El mes que cambió el coleccionismo del Mundial: cómo un grupo mexicano le ganó tiempo a Panini y creó el fenómeno Choca Locoz

By: Protagonista

En el negocio de los coleccionables del fútbol, el calendario lo es todo. Durante décadas, el Álbum Panini de Panini ha dominado el ritual del Mundial con una maquinaria global afinada para producir y distribuir millones de sobres en sincronía con la FIFA. Pero en el ciclo del Mundial 2026, un grupo de empresarios mexicanos —Can México, liderado por Yoshua Attie y Elías Massri Michan— encontró una grieta en ese calendario: la cercanía en la confirmación de selecciones y los ajustes logísticos comprimieron los tiempos de salida del producto tradicional. La apuesta fue simple y quirúrgica: salir antes y cambiar el formato. Así nació Choca Locoz, una colección de 52 figuras —las 48 selecciones, tres mascotas y la Copa del Mundo— que se compran en sobres sorpresa, se ordenan en un coleccionador por grupos y, a diferencia del modelo histórico, se juegan.

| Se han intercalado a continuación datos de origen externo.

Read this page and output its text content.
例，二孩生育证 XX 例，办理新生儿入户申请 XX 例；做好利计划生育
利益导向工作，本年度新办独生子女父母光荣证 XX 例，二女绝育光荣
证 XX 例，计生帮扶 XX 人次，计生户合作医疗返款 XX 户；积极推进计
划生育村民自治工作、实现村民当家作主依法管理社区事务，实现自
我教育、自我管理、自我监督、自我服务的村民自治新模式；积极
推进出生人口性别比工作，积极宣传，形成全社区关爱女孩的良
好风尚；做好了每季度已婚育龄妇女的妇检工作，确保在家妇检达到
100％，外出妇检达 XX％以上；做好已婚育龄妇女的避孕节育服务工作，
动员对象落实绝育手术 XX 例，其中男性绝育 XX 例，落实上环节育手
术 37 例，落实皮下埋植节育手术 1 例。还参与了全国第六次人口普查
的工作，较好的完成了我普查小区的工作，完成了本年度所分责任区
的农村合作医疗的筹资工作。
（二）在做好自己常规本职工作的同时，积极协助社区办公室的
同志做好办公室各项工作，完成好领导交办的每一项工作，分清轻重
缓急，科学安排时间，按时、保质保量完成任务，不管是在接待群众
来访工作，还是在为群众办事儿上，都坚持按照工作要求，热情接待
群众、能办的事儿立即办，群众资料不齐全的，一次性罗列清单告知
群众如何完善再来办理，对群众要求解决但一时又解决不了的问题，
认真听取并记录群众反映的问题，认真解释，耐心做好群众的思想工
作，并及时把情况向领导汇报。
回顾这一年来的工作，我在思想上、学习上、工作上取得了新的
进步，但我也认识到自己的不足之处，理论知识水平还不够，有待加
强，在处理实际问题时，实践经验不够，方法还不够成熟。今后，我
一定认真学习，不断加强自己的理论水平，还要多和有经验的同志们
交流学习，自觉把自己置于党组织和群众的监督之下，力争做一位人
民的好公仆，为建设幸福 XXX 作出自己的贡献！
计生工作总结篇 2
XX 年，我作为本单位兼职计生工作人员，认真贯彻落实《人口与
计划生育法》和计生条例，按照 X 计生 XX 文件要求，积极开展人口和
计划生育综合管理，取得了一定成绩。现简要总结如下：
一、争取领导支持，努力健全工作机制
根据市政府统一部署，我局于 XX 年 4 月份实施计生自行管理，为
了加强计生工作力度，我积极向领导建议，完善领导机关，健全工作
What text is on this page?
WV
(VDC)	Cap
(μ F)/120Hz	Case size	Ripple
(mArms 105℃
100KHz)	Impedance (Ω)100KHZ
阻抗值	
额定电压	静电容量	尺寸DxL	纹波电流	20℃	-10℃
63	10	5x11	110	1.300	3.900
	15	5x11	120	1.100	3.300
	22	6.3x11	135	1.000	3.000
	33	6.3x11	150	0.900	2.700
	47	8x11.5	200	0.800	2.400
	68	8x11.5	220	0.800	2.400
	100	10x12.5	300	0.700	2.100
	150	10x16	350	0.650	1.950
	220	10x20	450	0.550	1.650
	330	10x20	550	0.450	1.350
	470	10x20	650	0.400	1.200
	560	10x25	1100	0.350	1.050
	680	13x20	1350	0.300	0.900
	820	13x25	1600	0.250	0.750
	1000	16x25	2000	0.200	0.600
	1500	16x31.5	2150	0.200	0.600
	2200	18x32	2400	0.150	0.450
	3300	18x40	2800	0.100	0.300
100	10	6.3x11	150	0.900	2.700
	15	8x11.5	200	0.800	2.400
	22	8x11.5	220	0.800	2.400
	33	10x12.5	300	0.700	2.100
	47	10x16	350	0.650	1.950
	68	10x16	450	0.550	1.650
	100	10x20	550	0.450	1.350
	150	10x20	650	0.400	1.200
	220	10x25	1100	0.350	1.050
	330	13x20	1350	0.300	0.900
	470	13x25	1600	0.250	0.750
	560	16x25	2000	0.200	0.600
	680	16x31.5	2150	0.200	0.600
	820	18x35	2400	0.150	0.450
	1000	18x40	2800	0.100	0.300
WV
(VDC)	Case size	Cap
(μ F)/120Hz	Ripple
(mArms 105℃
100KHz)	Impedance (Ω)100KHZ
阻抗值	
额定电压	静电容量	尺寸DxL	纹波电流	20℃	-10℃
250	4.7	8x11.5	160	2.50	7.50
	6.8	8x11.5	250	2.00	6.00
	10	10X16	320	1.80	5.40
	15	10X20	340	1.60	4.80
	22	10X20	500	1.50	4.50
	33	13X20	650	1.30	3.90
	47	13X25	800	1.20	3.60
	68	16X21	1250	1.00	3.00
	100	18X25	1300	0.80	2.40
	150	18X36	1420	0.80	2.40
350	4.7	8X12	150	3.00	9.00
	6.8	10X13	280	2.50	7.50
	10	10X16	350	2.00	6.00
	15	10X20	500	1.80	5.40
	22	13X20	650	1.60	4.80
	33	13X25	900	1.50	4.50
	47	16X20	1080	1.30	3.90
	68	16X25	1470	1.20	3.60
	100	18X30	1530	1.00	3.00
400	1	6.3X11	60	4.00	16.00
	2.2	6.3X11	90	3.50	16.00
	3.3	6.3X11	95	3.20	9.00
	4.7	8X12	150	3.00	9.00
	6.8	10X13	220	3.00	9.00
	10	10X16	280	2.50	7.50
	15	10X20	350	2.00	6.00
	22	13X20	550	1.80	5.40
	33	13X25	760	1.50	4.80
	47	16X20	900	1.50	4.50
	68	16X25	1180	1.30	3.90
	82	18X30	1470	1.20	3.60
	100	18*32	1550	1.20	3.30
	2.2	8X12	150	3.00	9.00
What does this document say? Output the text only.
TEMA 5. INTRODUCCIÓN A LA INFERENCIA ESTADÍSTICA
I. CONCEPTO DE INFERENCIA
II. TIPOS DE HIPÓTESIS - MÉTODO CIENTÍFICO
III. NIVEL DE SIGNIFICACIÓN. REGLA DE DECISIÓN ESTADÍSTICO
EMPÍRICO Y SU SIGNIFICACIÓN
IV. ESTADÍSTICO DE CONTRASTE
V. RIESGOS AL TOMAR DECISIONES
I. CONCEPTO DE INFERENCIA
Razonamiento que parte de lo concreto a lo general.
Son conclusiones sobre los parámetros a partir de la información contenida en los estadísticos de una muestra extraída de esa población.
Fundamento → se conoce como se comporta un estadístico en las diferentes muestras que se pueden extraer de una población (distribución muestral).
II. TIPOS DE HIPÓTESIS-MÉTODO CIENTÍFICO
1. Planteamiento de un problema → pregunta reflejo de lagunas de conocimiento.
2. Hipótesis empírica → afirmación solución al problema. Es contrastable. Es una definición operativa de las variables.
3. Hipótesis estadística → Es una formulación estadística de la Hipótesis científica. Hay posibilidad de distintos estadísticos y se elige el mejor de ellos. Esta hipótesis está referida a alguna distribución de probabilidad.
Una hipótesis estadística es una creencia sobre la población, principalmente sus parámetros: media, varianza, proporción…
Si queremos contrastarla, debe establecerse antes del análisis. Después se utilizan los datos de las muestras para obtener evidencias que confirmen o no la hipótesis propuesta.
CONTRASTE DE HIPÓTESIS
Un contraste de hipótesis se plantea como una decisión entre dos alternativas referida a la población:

El resultado no tardó en hacerse visible en el canal más sensible del país: la calle. De acuerdo con distribuidores del sistema tradicional, Choca Locoz se convirtió en el producto de mayor desplazamiento en puestos de periódico en México durante el arranque del ciclo mundialista y alcanzó niveles de rotación que, según fuentes de retail, lo colocan entre los mayores picos de venta en la historia reciente de Sanborns, centro de conveniencia y departamentales. La ventaja inicial fue de tiempo —un margen cercano a un mes antes que el Álbum de Panini—, pero el motor de adopción terminó siendo otro: la interacción. Las piezas no se archivan; se chocan, se apuestan y se intercambian. En un entorno dominado por pantallas, esa mecánica elevó la participación: analistas estiman incrementos de 30% a 40% en interacción frente al coleccionismo pasivo y tiempos de uso por sesión de hasta 35%. El precio abrió la puerta —completar el formato tradicional puede escalar a niveles cercanos a 7 mil pesos, frente a una alternativa en torno a una tercera parte—, pero la recurrencia la sostuvo.

Para la industria, el dato relevante no es que exista una opción más accesible, sino que haya cambiado el comportamiento. Adultos jugando en mesas de oficina, familias intercambiando en casa, redes sociales llenas de retos improvisados: señales de un producto que dejó de ser objeto para convertirse en hábito. Bajo este contexto, proyecciones del sector apuntan a que formatos híbridos como Choca Locoz podrían capturar entre 20% y 30% del crecimiento incremental de la categoría de coleccionables FIFA 2026 en México. Y, más importante, haber probado algo que no se veía en esta categoría: quitarle participación al incumbente en su propio ciclo.

El siguiente movimiento ya está en marcha. Con la tracción del Mundial, Can México prepara extensiones de la plataforma hacia licencias de entretenimiento global —incluida una línea con Minions de Universal Pictures—, apostando a que el formato (no solo la temática futbolera) es exportable. Si el álbum fue, durante décadas, la forma de “poseer” el Mundial, la tesis mexicana es distinta: vivirlo. La pregunta para la industria no es si hay espacio para otro producto, sino si el estándar cambió.

Porque, en el fondo, esto no va de un lanzamiento más de la FIFA. Va de una asimetría bien leída —tiempo, precio y uso— que permitió a un grupo local abrirse paso en una categoría global. Lo que empezó como una ventana de calendario terminó como el fenómeno cultural más interesante del Mundial 2026 y, quizá, como el primer intento serio en años de construir, desde México, un coleccionable capaz de competirle a Panini en su terreno —aquí y fuera.